[RFC PATCH] dmabuf-sync: Introduce buffer synchronization framework

Jerome Glisse j.glisse at gmail.com
Tue Jun 25 07:49:43 PDT 2013


On Tue, Jun 25, 2013 at 10:17 AM, Inki Dae <daeinki at gmail.com> wrote:
> 2013/6/25 Rob Clark <robdclark at gmail.com>:
>> On Tue, Jun 25, 2013 at 5:09 AM, Inki Dae <daeinki at gmail.com> wrote:
>>>> that
>>>> should be the role of kernel memory management which of course needs
>>>> synchronization btw A and B. But in no case this should be done using
>>>> dma-buf. dma-buf is for sharing content btw different devices not
>>>> sharing resources.
>>>>
>>>
>>> hmm, is that true? And are you sure? Then how do you think about
>>> reservation? the reservation also uses dma-buf with same reason as long as I
>>> know: actually, we use reservation to use dma-buf. As you may know, a
>>> reservation object is allocated and initialized when a buffer object is
>>> exported to a dma buf.
>>
>> no, this is why the reservation object can be passed in when you
>> construction the dmabuf.
>
> Right, that way, we could use dma buf for buffer synchronization. I
> just wanted to ask for why Jerome said that "dma-buf is for sharing
> content btw different devices not sharing resources".
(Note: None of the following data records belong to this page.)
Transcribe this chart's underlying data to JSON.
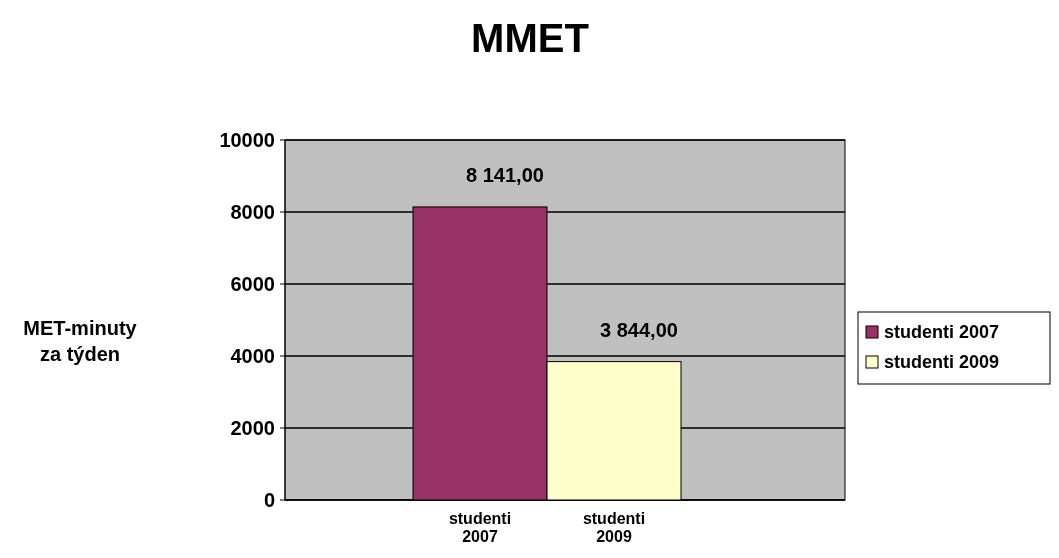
{
  "chart_data": {
    "type": "bar",
    "title": "MMET",
    "ylabel": "MET-minuty za týden",
    "categories": [
      "studenti 2007",
      "studenti 2009"
    ],
    "stacked": true,
    "series": [
      {
        "name": "studenti 2007",
        "color": "#993366",
        "values": [
          8141,
          null
        ],
        "value_labels": [
          "8 141,00",
          null
        ]
      },
      {
        "name": "studenti 2009",
        "color": "#ffffcc",
        "values": [
          null,
          3844
        ],
        "value_labels": [
          null,
          "3 844,00"
        ]
      }
    ],
    "ylim": [
      0,
      10000
    ],
    "yticks": [
      0,
      2000,
      4000,
      6000,
      8000,
      10000
    ],
    "grid": "y",
    "legend": "right"
  }
}
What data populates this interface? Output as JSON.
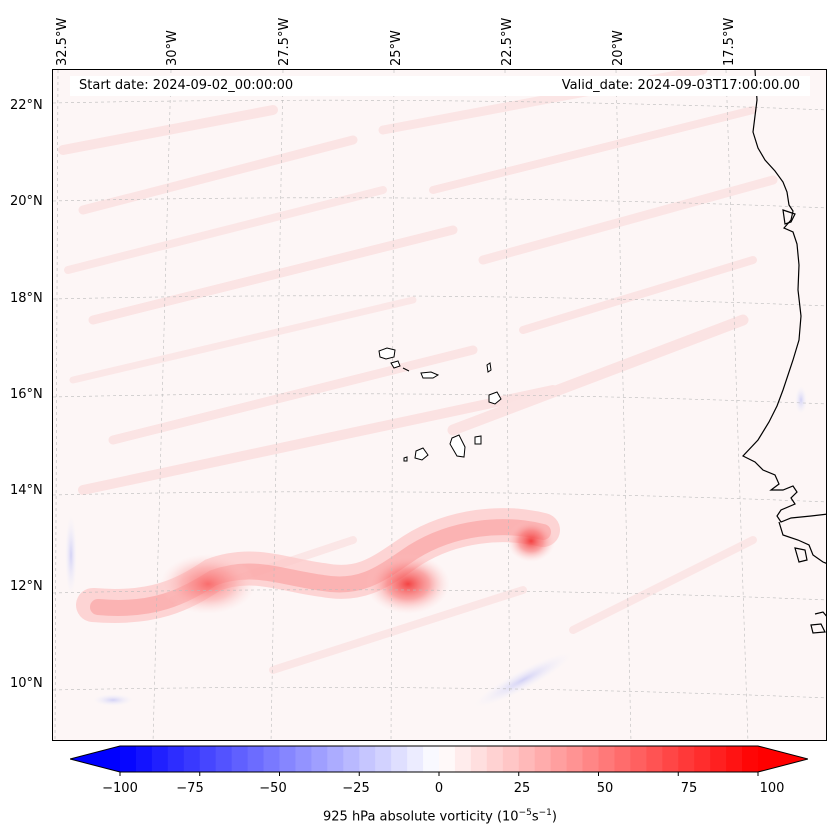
{
  "map": {
    "start_date": "Start date: 2024-09-02_00:00:00",
    "valid_date": "Valid_date: 2024-09-03T17:00:00.00",
    "variable": "925 hPa absolute vorticity",
    "units_prefix": "(10",
    "units_exp1": "−5",
    "units_mid": "s",
    "units_exp2": "−1",
    "units_suffix": ")",
    "longitude_labels": [
      "32.5°W",
      "30°W",
      "27.5°W",
      "25°W",
      "22.5°W",
      "20°W",
      "17.5°W"
    ],
    "latitude_labels": [
      "22°N",
      "20°N",
      "18°N",
      "16°N",
      "14°N",
      "12°N",
      "10°N"
    ]
  },
  "colorbar": {
    "min": -100,
    "max": 100,
    "ticks": [
      "−100",
      "−75",
      "−50",
      "−25",
      "0",
      "25",
      "50",
      "75",
      "100"
    ],
    "negative_color": "#0000ff",
    "positive_color": "#ff0000"
  },
  "colors": {
    "background": "#fdf6f6",
    "coastline": "#000000",
    "grid": "#bbbbbb"
  }
}
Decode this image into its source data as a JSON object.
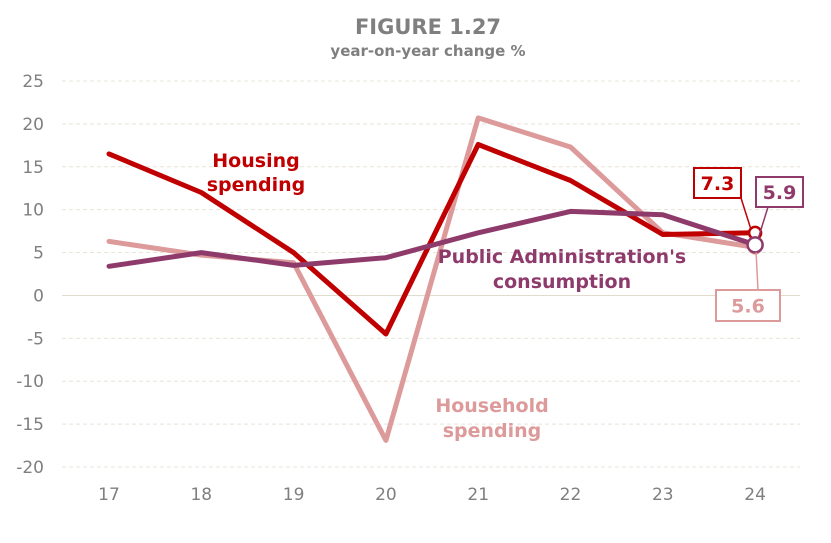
{
  "chart_data": {
    "type": "line",
    "title": "FIGURE 1.27",
    "subtitle": "year-on-year change %",
    "categories": [
      "17",
      "18",
      "19",
      "20",
      "21",
      "22",
      "23",
      "24"
    ],
    "ylim": [
      -20,
      25
    ],
    "yticks": [
      "25",
      "20",
      "15",
      "10",
      "5",
      "0",
      "-5",
      "-10",
      "-15",
      "-20"
    ],
    "grid": true,
    "series": [
      {
        "name": "Household spending",
        "color": "#dd9a9a",
        "values": [
          6.3,
          4.7,
          3.8,
          -16.9,
          20.7,
          17.3,
          7.3,
          5.6
        ]
      },
      {
        "name": "Housing spending",
        "color": "#c00000",
        "values": [
          16.5,
          12.0,
          5.0,
          -4.5,
          17.6,
          13.4,
          7.1,
          7.3
        ]
      },
      {
        "name": "Public Administration's consumption",
        "color": "#8e3b6c",
        "values": [
          3.4,
          5.0,
          3.5,
          4.4,
          7.3,
          9.8,
          9.4,
          5.9
        ]
      }
    ],
    "series_labels": [
      {
        "line1": "Housing",
        "line2": "spending",
        "color": "#c00000"
      },
      {
        "line1": "Public Administration's",
        "line2": "consumption",
        "color": "#8e3b6c"
      },
      {
        "line1": "Household",
        "line2": "spending",
        "color": "#dd9a9a"
      }
    ],
    "callouts": [
      {
        "text": "7.3",
        "color": "#c00000"
      },
      {
        "text": "5.9",
        "color": "#8e3b6c"
      },
      {
        "text": "5.6",
        "color": "#dd9a9a"
      }
    ]
  }
}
>From memory, the motivation of dma-buf was to done for few use case,
among them webcam capturing frame into a buffer and having gpu using
it directly without memcpy, or one big gpu rendering a scene into a
buffer that is then use by low power gpu for display ie it was done to
allow different device to operate on same data using same backing
memory.

AFAICT you seem to want to use dma-buf to create scratch buffer, ie a
process needs to use X amount of memory for an operation, it can
release|free this memory once its done and a process B can the use
this X memory for its own operation discarding content of process A. I
presume that next frame would have the sequence repeat, process A do
something, then process B does its thing. So to me it sounds like you
want to implement global scratch buffer using the dmabuf API and that
sounds bad to me.

I know most closed driver have several pool of memory, long lived
object, short lived object and scratch space, then user space allocate
from one of this pool and there is synchronization done by driver
using driver specific API to reclaim memory. Of course this work
nicely if you only talking about one logic block or at very least hw
that have one memory controller.

Now if you are thinking of doing scratch buffer for several different
device and share the memory among then you need to be aware of
security implication, most obvious being that you don't want process B
being able to read process A scratch memory. I know the argument about
it being graphic but one day this might become gpu code and it might
be able to insert jump to malicious gpu code.